Is andreolf/watch-my-money safe?

https://github.com/openclaw/skills/tree/main/skills/andreolf/watch-my-money

91
SAFE

watch-my-money is a documentation-only personal finance skill with no executable code, no network calls, and no prompt injection vectors. The SKILL.md contains straightforward, scoped instructions consistent with its declared purpose. The primary risk is the inherent sensitivity of bank transaction data that users provide to the agent for processing, not any malicious behavior by the skill author. Monitoring confirmed a clean install with only expected GitHub traffic and all canary files intact.

Category Scores

Prompt Injection 95/100 · 30%
Data Exfiltration 85/100 · 25%
Code Execution 92/100 · 20%
Clone Behavior 96/100 · 10%
Canary Integrity 100/100 · 10%
Behavioral Reasoning 76/100 · 5%

Findings (5)

LOW Bank transaction data processed in LLM context -15

The skill's core function requires the agent to parse and reason over complete bank/card transaction exports including merchant names, amounts, dates, and account balances. This data passes through the LLM context window where it is subject to the security posture of the agent runtime and any other co-active skills. The skill does not attempt to exfiltrate this data, but users should understand the privacy implications of feeding financial records to an AI agent.

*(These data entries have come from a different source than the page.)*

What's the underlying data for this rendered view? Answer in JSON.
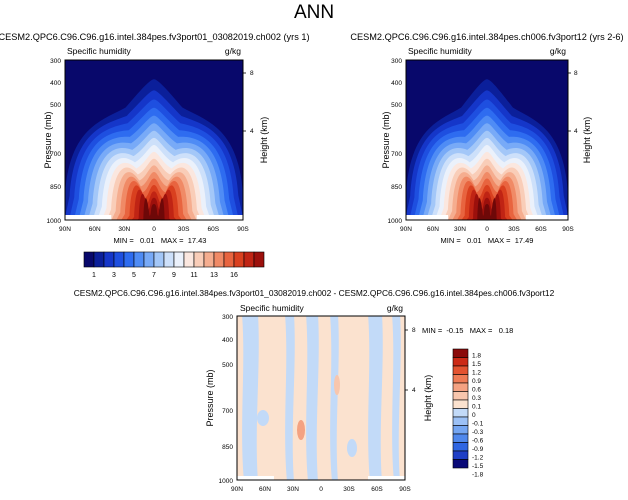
{
  "page_title": "ANN",
  "colors": {
    "blues": [
      "#08086b",
      "#0b1f9a",
      "#1536c9",
      "#1e4fe0",
      "#2e6cf0",
      "#4f8cf5",
      "#78aaf7",
      "#a3c7f8",
      "#cde0fa",
      "#ebf1fb"
    ],
    "reds": [
      "#fbe7df",
      "#f9cdb8",
      "#f5ad8f",
      "#f08a66",
      "#e8643f",
      "#d9401f",
      "#c02414",
      "#9c100c",
      "#6e0808"
    ],
    "diff": [
      "#0a0a78",
      "#1f3fc6",
      "#2f66e2",
      "#5088ec",
      "#75a6f2",
      "#9cc1f6",
      "#c2daf8",
      "#fbe2cf",
      "#f8c6ad",
      "#f4a282",
      "#ee7b55",
      "#e35330",
      "#cc2a16",
      "#8b0a0a"
    ]
  },
  "chart_data": [
    {
      "type": "heatmap",
      "title": "CESM2.QPC6.C96.C96.g16.intel.384pes.fv3port01_03082019.ch002 (yrs 1)",
      "field": "Specific humidity",
      "units": "g/kg",
      "ylabel": "Pressure (mb)",
      "ylabel_right": "Height (km)",
      "x_ticks": [
        "90N",
        "60N",
        "30N",
        "0",
        "30S",
        "60S",
        "90S"
      ],
      "y_ticks": [
        "300",
        "400",
        "500",
        "700",
        "850",
        "1000"
      ],
      "height_ticks": [
        "8",
        "4"
      ],
      "min": 0.01,
      "max": 17.43,
      "stats": "MIN =   0.01   MAX =  17.43",
      "ylim": [
        1000,
        300
      ],
      "contour_levels": [
        1,
        2,
        3,
        4,
        5,
        6,
        7,
        8,
        9,
        10,
        11,
        12,
        13,
        14,
        15,
        16
      ]
    },
    {
      "type": "heatmap",
      "title": "CESM2.QPC6.C96.C96.g16.intel.384pes.ch006.fv3port12 (yrs 2-6)",
      "field": "Specific humidity",
      "units": "g/kg",
      "ylabel": "Pressure (mb)",
      "ylabel_right": "Height (km)",
      "x_ticks": [
        "90N",
        "60N",
        "30N",
        "0",
        "30S",
        "60S",
        "90S"
      ],
      "y_ticks": [
        "300",
        "400",
        "500",
        "700",
        "850",
        "1000"
      ],
      "height_ticks": [
        "8",
        "4"
      ],
      "min": 0.01,
      "max": 17.49,
      "stats": "MIN =   0.01   MAX =  17.49",
      "ylim": [
        1000,
        300
      ],
      "contour_levels": [
        1,
        2,
        3,
        4,
        5,
        6,
        7,
        8,
        9,
        10,
        11,
        12,
        13,
        14,
        15,
        16
      ]
    },
    {
      "type": "heatmap",
      "title": "CESM2.QPC6.C96.C96.g16.intel.384pes.fv3port01_03082019.ch002 - CESM2.QPC6.C96.C96.g16.intel.384pes.ch006.fv3port12",
      "field": "Specific humidity",
      "units": "g/kg",
      "ylabel": "Pressure (mb)",
      "ylabel_right": "Height (km)",
      "x_ticks": [
        "90N",
        "60N",
        "30N",
        "0",
        "30S",
        "60S",
        "90S"
      ],
      "y_ticks": [
        "300",
        "400",
        "500",
        "700",
        "850",
        "1000"
      ],
      "height_ticks": [
        "8",
        "4"
      ],
      "min": -0.15,
      "max": 0.18,
      "stats": "MIN =  -0.15   MAX =   0.18",
      "ylim": [
        1000,
        300
      ],
      "contour_levels": [
        -1.8,
        -1.5,
        -1.2,
        -0.9,
        -0.6,
        -0.3,
        -0.1,
        0,
        0.1,
        0.3,
        0.6,
        0.9,
        1.2,
        1.5,
        1.8
      ]
    }
  ],
  "colorbar_top": {
    "labels": [
      "1",
      "3",
      "5",
      "7",
      "9",
      "11",
      "13",
      "16"
    ]
  },
  "colorbar_diff": {
    "labels": [
      "1.8",
      "1.5",
      "1.2",
      "0.9",
      "0.6",
      "0.3",
      "0.1",
      "0",
      "-0.1",
      "-0.3",
      "-0.6",
      "-0.9",
      "-1.2",
      "-1.5",
      "-1.8"
    ]
  }
}
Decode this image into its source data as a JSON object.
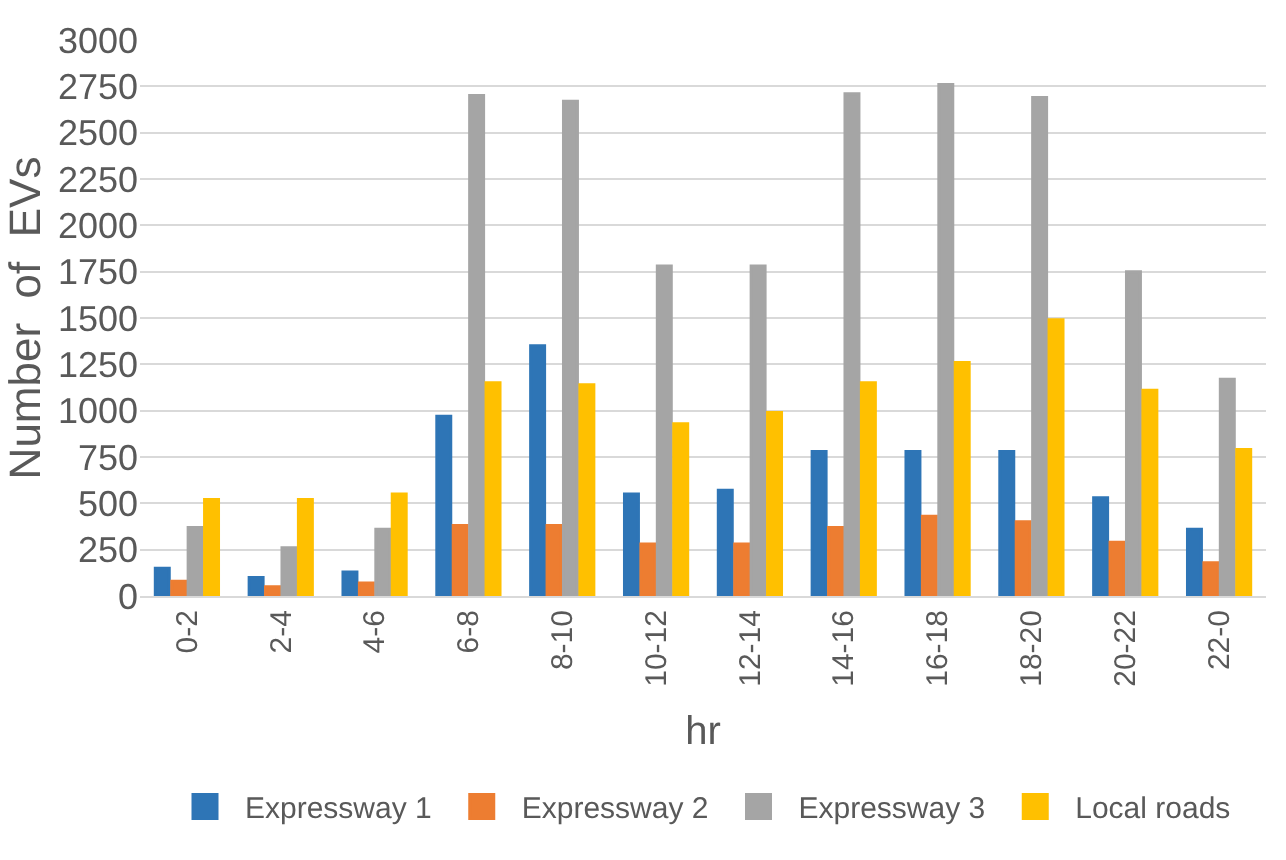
{
  "chart_data": {
    "type": "bar",
    "xlabel": "hr",
    "ylabel": "Number  of  EVs",
    "categories": [
      "0-2",
      "2-4",
      "4-6",
      "6-8",
      "8-10",
      "10-12",
      "12-14",
      "14-16",
      "16-18",
      "18-20",
      "20-22",
      "22-0"
    ],
    "series": [
      {
        "name": "Expressway 1",
        "color": "#2e75b6",
        "values": [
          150,
          100,
          130,
          970,
          1350,
          550,
          570,
          780,
          780,
          780,
          530,
          360
        ]
      },
      {
        "name": "Expressway 2",
        "color": "#ed7d31",
        "values": [
          80,
          50,
          70,
          380,
          380,
          280,
          280,
          370,
          430,
          400,
          290,
          180
        ]
      },
      {
        "name": "Expressway 3",
        "color": "#a5a5a5",
        "values": [
          370,
          260,
          360,
          2700,
          2670,
          1780,
          1780,
          2710,
          2760,
          2690,
          1750,
          1170
        ]
      },
      {
        "name": "Local roads",
        "color": "#ffc000",
        "values": [
          520,
          520,
          550,
          1150,
          1140,
          930,
          990,
          1150,
          1260,
          1490,
          1110,
          790
        ]
      }
    ],
    "ylim": [
      0,
      3000
    ],
    "yticks": [
      0,
      250,
      500,
      750,
      1000,
      1250,
      1500,
      1750,
      2000,
      2250,
      2500,
      2750,
      3000
    ],
    "grid": "y",
    "legend": "bottom"
  }
}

LOW Agent directed to execute python -m watch_my_money without bundled implementation -8

The CLI commands section instructs the agent to invoke python -m watch_my_money with various subcommands, but no Python package is shipped in the skill bundle. The agent must either write the implementation itself (introducing code-generation risk) or assume the module exists on the user's system. This ambiguity means the skill's behavior at runtime depends heavily on how the hosting agent interprets the gap.

LOW Persistent state written outside skill directory 0

The skill instructs the agent to create and maintain ~/.watch_my_money/ containing state.json, monthly JSON reports, and HTML reports. While this is standard behavior for a personal finance tool and is explicitly disclosed, it creates a long-lived corpus of sensitive financial data in a predictable home-directory location accessible to any other process or skill running as the same user.

INFO Ambiguous merchant categorization loop could be abused via crafted transaction data -5

The skill instructs the agent to ask the user to confirm categories for ambiguous merchants and save overrides for future runs. If a user or attacker pastes crafted transaction descriptions containing prompt-injection payloads, those payloads would be surfaced to the agent during the categorization confirmation step. This is a low-risk theoretical vector since the skill itself does not introduce it, but hosts should be aware.

INFO Clean install — only GitHub contacted 0

The installation process cloned from https://github.com/openclaw/skills.git (140.82.121.3:443), performed a sparse checkout of the skill subpath, copied files, and cleaned up the clone. No other external network destinations were contacted. Connection state was unchanged after install.